Kahramanı tanıdıktır belki Çelik’in, Belleğin Girdapları’na doladığı o usanç hali, uyum arayışı, unutma ve hatırlama, içsel karmaşa ve yollara düşme metinlerinin ana temalarındandır belki ama bu kez dille kurduğu ilişki farklıdır: Eskisi kadar suskun bir anlatı değildir anlatısı, boşluklu değildir dili. Sanki kahramanının içindeki eksikliği yazıyla doldurmak, boşluğunu yazıyla kapatmak ister gibi uzadıkça uzar cümleleri. Sesle desteklemek ister gibi kafiyelidir pek çoğu. Bölmez anlatısını, kırpmaz, kesip biçmez, budamaz kelimelerini. İçe yönelen bakışla daha imgesel, aynı zamanda daha yumuşaktır dili.

Behçet Çelik’in bu üslubu akla İspanyol yazar Javier Marías’ı getirir; Çelik ve Marías bir anlamda bu genişledikçe genişleyen, açıldıkça açılan, tekrarlardan sakınmayan, gözlemle dokunan dilde, şüpheyle beslenen monologlarda buluşur.

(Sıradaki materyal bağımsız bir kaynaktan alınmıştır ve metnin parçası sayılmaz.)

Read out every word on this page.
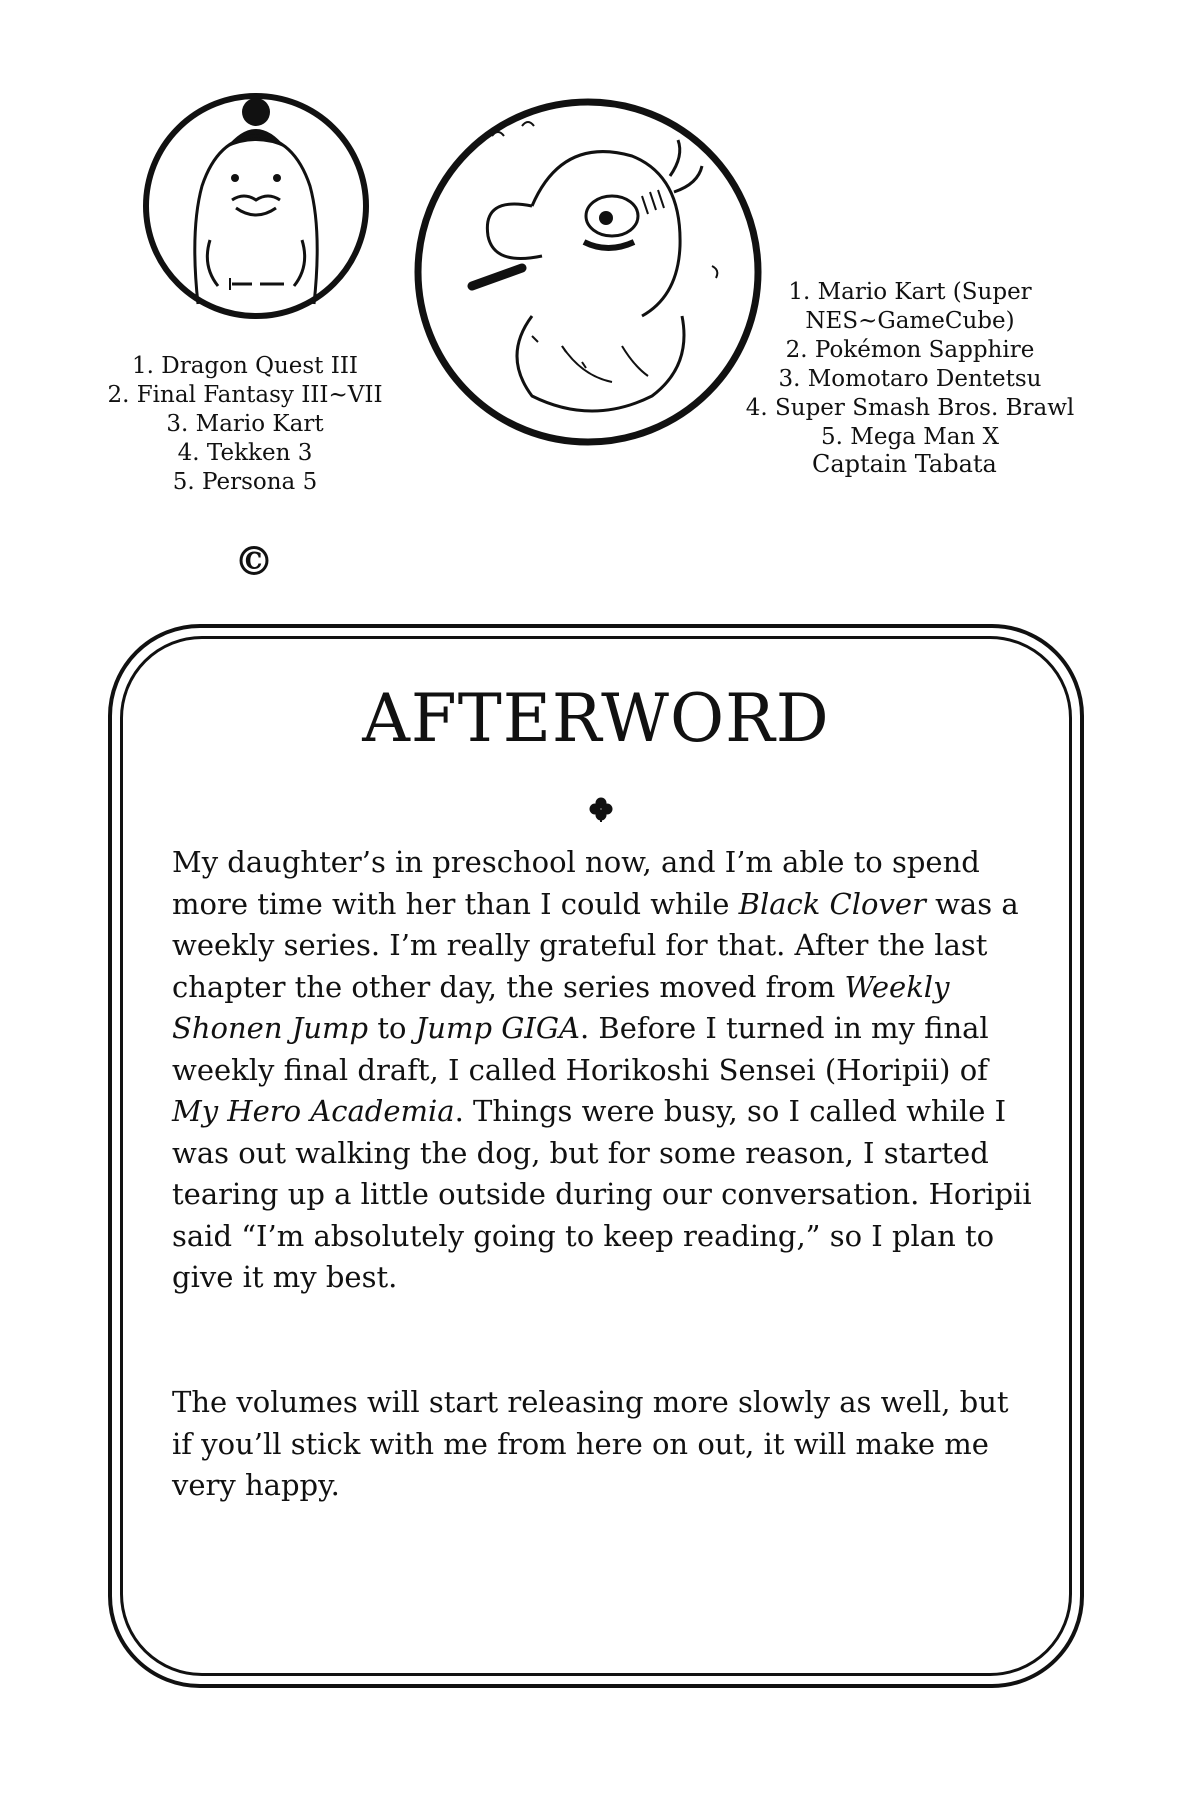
1. Dragon Quest III
2. Final Fantasy III~VII
3. Mario Kart
4. Tekken 3
5. Persona 5
©
1. Mario Kart (Super NES~GameCube)
2. Pokémon Sapphire
3. Momotaro Dentetsu
4. Super Smash Bros. Brawl
5. Mega Man X
Captain Tabata
AFTERWORD

My daughter’s in preschool now, and I’m able to spend more time with her than I could while Black Clover was a weekly series. I’m really grateful for that. After the last chapter the other day, the series moved from Weekly Shonen Jump to Jump GIGA. Before I turned in my final weekly final draft, I called Horikoshi Sensei (Horipii) of My Hero Academia. Things were busy, so I called while I was out walking the dog, but for some reason, I started tearing up a little outside during our conversation. Horipii said “I’m absolutely going to keep reading,” so I plan to give it my best.

The volumes will start releasing more slowly as well, but if you’ll stick with me from here on out, it will make me very happy.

Marías’ın özellikle Yarın Savaşta Beni Düşün romanı yazarının sanki hiçbir zaman bitirmek gibi bir arzu duymadığı, yan cümlelerle sürdürdükçe sürdüğü, kafiyeyi nadiren göz ardı ettiği bir dille yazılmıştır. Nispeten daha yakın dönem eserlerinden biri olan Acı Bir Başlangıç Bu’daki tek fark belki de kafiyenin azalmış olmasıdır.

Bununla beraber Çelik ve Marías’ın kesiştiği tek yer dil değildir: İkisinin insanı da didikler kendini. Hayatı yaşamaktan çok gözler anlatıcıları. Hatırlamakla unutmak arasında mekik dokuyan, başkası olma arzusu duyan, nefret ettikleri insanlarda kendilerini gören, kuşkuya yenilen kahramanlardır bunlar.

Gerek Çelik’in gerekse Marías’ın kahramanı yaşanmış ve yaşan(a)mamış olanın önemini, insanların hayatlarında kapladıkları yeri, neyin sona erdiğini, geriye nelerin kaldığını belirlemek, anımsamak ve anımsatmak gayesi içindedir. Örneğin Acı Bir Başlangıç Bu’da Juan de Vere hatırlamak, geçmişini, kişiliğini oluşturan olayları yeni bir düzene oturtmak için anlatma ve yazma arzusu duyar. Yarın Savaşta Beni Düşün’de benzer bir ifade yer alır yine: “…tek başına yapılan yahut kâğıda dökülmeyen her şey ya unutulur ya da zaman aşımına uğrar.”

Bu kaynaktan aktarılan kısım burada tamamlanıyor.